Pour donner du sens à leur lutte, certains ont besoin de faire une immersion dans ces quartiers où des branchements sauvages en électricité ont déjà endeuillé des familles. Vous rejoindrez certainement le combat des mahorais de mettre fin aux visas territorialisés. Vous serez aussi d’accord de repartir ces populations sur l’ensemble des régions françaises qui disposent de structures adéquates pour les accueillir dans de meilleures conditions. Vous pouvez aussi donner davantage d’humanité à vos protestations en acceptant de parrainer une famille ou d’accueillir un ou deux enfants pour leur donner de meilleures conditions de vie. Que penser de l’opportunité qu’offre la situation démographique de Mayotte d’apporter des solutions aux départements de l’hexagone qui se sont vidés de leur jeunesse ? A moins que vous les aimiez mieux cloitrés dans les vastes bidonvilles de Mayotte ! Jamais de réaction de ces soignants face aux agressions que subissent régulièrement les mahorais depuis des années, à l’image de celles perpétrées dans les établissements scolaires, comme celui du Nord ces dernières semaines, ou encore le braquage du cabinet dentaire du carrefour de Chiconi l’année dernière.
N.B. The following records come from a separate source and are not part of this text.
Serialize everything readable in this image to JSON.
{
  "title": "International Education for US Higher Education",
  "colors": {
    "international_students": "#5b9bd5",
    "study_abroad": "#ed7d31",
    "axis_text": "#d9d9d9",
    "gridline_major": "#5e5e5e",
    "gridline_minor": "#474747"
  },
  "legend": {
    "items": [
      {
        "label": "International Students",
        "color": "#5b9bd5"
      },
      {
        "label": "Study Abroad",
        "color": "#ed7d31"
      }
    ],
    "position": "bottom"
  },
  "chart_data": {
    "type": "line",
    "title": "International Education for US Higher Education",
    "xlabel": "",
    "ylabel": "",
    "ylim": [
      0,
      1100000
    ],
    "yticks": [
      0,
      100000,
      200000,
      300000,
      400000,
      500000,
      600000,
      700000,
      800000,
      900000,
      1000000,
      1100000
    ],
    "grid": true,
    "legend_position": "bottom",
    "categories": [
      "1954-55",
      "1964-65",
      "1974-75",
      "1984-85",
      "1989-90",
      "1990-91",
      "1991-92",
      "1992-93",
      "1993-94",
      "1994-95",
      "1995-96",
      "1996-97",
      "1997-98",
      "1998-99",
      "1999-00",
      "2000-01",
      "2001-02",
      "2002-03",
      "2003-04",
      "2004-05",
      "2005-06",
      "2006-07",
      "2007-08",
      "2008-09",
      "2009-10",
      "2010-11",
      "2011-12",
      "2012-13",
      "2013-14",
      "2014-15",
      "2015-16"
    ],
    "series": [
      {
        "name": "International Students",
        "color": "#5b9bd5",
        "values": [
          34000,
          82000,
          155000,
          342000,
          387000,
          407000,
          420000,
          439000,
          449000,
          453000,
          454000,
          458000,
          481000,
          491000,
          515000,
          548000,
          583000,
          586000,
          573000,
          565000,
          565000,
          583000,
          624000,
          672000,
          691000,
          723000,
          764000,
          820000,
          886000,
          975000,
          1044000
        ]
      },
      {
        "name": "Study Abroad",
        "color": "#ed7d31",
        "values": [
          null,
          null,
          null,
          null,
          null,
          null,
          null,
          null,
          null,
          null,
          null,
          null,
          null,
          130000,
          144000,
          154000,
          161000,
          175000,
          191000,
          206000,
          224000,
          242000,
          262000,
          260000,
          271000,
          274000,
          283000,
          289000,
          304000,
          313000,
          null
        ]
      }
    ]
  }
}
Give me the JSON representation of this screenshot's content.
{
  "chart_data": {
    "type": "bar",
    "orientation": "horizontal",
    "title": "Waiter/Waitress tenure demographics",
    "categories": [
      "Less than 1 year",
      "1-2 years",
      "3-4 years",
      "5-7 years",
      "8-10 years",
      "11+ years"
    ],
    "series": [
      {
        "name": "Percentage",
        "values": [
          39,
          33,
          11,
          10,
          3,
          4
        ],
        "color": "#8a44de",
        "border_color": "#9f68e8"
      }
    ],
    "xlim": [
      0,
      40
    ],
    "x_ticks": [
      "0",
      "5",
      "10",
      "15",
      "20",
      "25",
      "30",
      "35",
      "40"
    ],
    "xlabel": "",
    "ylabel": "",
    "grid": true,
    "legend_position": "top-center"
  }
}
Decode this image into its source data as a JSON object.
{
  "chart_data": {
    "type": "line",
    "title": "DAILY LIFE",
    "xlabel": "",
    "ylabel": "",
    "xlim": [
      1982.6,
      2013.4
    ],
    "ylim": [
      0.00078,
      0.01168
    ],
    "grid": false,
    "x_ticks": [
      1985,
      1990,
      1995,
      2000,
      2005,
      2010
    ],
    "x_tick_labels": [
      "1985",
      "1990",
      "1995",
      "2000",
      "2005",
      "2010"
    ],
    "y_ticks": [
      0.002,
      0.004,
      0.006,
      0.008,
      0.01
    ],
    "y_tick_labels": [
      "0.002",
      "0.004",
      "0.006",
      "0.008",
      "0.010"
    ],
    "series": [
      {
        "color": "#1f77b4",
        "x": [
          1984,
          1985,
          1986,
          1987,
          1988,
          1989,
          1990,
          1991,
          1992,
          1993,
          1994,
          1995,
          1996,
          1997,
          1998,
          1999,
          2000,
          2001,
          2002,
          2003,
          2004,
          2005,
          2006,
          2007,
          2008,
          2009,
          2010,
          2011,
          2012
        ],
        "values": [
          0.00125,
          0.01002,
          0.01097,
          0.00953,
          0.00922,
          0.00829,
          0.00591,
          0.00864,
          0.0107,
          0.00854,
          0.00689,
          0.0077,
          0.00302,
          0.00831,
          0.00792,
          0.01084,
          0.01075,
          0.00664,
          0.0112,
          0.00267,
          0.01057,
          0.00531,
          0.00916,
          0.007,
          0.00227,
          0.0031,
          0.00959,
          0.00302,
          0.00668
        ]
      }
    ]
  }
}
Les Mahorais vivent dans la peur depuis des années, beaucoup sont marqués dans leur chair, certains ne peuvent même plus jouir de leurs biens, voire récolter le fruit de leur travail (agriculteurs). Beaucoup ont vécu des agressions gratuites et sont traumatisés à vie. Le rapport de la mission inter-inspections de janvier 2022 estime à 6.600 les jeunes en situation de déshérence, nous proposons aux pétitionnaires de saisir les autorités ministérielles pour plaider en faveur d’une régulation nationale de la gestion des mineurs, en appliquant la circulaire Taubira de 2013. La prise en charge de ces jeunes et leur formation dans les structures appropriées au national, donnerait de réel potentiel de mains d’œuvre dont a besoin la France, de la libre circulation, sur l’ensemble du territoire français, des détenteurs de visas obtenus à Mayotte et d’une déclinaison locale de l’AME.
Enfin, dans un élan de solidarité, nous proposons que chaque signataire de la pétition, comme à tous ceux qui se reconnaissent dans leur démarche, de parrainer deux mineurs isolés ou bien deux enfants de familles nombreuses vivant dans les bidonvilles pour les aider à retrouver une trajectoire d’espoir dans leur vie. Peuple fortement résilient, les Mahorais ont le droit de vivre en paix chez eux, comme tous les citoyens des départements français. Face à la multiplication de réactions anti-mahorais, la situation impose un sursaut de solidarité et d’unité des élus pour défendre les intérêts du territoire.
L’opération Wuambushu est l’une des réponses à la situation dramatique que vivent les Mahorais, nous soutenons l’initiative du gouvernement.